Mistakes Keeping Freelance Writers Underpaid
Quoting a price before gathering all the details
Have you ever quoted a rate for a service before getting all the details only to learn that the amount of work you have to do far exceeds the rate you quoted?
Most freelancers have. To avoid this mistake, ask clients specific questions to find out what they need. Then, submit a proposal outlining the services you’re providing; the amount of time it will take to complete each service; and an estimated cost to complete the project.
Charging one rate for multiple services
Writers tend to charge for writing and editing only. At least four services are performed to complete a single writing project.
For example, I used to charge the same rate for a bio with a resume vs. one with no resume and one that sucked vs. one that was fairly decent. The time required to complete bios ranged from a couple hours up to 10 hours.
To ensure I’m compensated correctly, I wrote down all of the services required to complete a bio. I discovered that at least five services and six hours of work goes into creating a bio from scratch. Now I charge for each individual service performed to complete a writing project. You should, too.
You don’t have to have a 10-page document outlining your terms of service to clients, but you should have a contract that details the work you’re performing; the date and method of payment in which the client should pay; the project completion date; and other provisions that define the consultant/client relationship. Make sure that both parties sign and date it.
Conduct a search online or ask a fellow freelancer for a copy of their contract to get started.
Performing work beyond the scope of the contract
A minor edit or favor is okay, but major revisions and changes in the scope of the project should be charged accordingly.
Not following up with potential prospects
If someone expresses a need for your services, follow up ASAP. If you can help them, do so. If not, let them know that and refer them to a professional who can. You may generate income from referrals.
Accepting all projects
Writers do not have the skills, interest or time to write everything. Keep this in mind as you promote your work.
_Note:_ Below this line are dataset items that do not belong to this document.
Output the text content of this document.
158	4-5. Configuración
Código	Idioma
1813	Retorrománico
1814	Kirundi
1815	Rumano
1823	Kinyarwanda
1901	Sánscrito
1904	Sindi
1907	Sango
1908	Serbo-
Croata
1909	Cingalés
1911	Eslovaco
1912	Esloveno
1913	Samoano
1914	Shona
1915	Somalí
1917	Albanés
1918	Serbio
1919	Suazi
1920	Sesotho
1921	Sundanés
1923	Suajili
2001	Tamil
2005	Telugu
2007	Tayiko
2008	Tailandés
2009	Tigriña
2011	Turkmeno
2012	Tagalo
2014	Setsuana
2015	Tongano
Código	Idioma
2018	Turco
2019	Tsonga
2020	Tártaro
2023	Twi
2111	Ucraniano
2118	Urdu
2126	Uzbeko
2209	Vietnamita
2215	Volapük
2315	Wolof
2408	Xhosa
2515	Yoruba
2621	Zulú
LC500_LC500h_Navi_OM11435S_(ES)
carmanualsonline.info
The more specific you are, the more likely you are to attract the projects, clients and rates you desire and deserve.
Turning down projects
We tend to turn down projects due to lack of confidence. If you have the skills and knowledge to fulfill the client’s request, you should go for it. Decline projects you know you cannot do.
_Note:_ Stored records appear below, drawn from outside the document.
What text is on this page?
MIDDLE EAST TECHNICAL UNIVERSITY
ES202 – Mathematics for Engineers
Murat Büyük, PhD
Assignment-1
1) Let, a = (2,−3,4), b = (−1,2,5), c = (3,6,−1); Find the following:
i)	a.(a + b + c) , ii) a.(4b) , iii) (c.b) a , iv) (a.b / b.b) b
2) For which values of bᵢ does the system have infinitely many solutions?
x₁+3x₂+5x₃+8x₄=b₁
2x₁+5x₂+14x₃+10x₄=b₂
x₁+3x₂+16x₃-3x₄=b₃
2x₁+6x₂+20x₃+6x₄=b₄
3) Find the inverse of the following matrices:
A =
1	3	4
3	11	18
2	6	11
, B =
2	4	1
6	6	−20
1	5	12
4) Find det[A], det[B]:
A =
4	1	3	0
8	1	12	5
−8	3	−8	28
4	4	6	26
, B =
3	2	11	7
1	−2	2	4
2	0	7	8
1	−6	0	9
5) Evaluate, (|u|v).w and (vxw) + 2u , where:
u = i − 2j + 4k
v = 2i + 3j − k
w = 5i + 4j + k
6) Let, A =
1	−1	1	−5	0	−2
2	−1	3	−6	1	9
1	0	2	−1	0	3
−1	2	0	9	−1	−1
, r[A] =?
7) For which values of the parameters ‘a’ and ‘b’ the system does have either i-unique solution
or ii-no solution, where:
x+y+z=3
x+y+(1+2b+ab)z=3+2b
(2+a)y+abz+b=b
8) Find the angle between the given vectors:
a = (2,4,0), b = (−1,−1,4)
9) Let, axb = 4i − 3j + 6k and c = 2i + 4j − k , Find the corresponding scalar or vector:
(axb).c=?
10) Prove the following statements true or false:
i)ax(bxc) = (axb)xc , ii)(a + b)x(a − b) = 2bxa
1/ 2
I can set up WordPress sites because I’ve done four of my own. When people express a need for this service, I always decline. Not because I can’t do it; but because I don’t feel qualified. I’ve lost thousands of dollars in business because of confidence.
Your first call with a potential client is a free consultation. The second call is a courtesy call, depending on the request. All calls after that should be charged as a consultation.
Not charging for rush jobs
You should charge extra for projects that need to be completed within 24 to 72 hours. I can’t advise you on how much you should charge but consider the amount of money you foregoing to work on the rush job.
No payment processing system
You should have a means to collect payments from your computer, tablet, mobile device and any other tool that accepts cash, credit cards and other forms of payment at any time.
I learned this mistake when a long-term colleague wanted to purchase my book and I’d left my Square reader at home. I missed an on-the-spot payment due to a lack of preparation.
What About You?
What are some mistakes that are keeping you underpaid?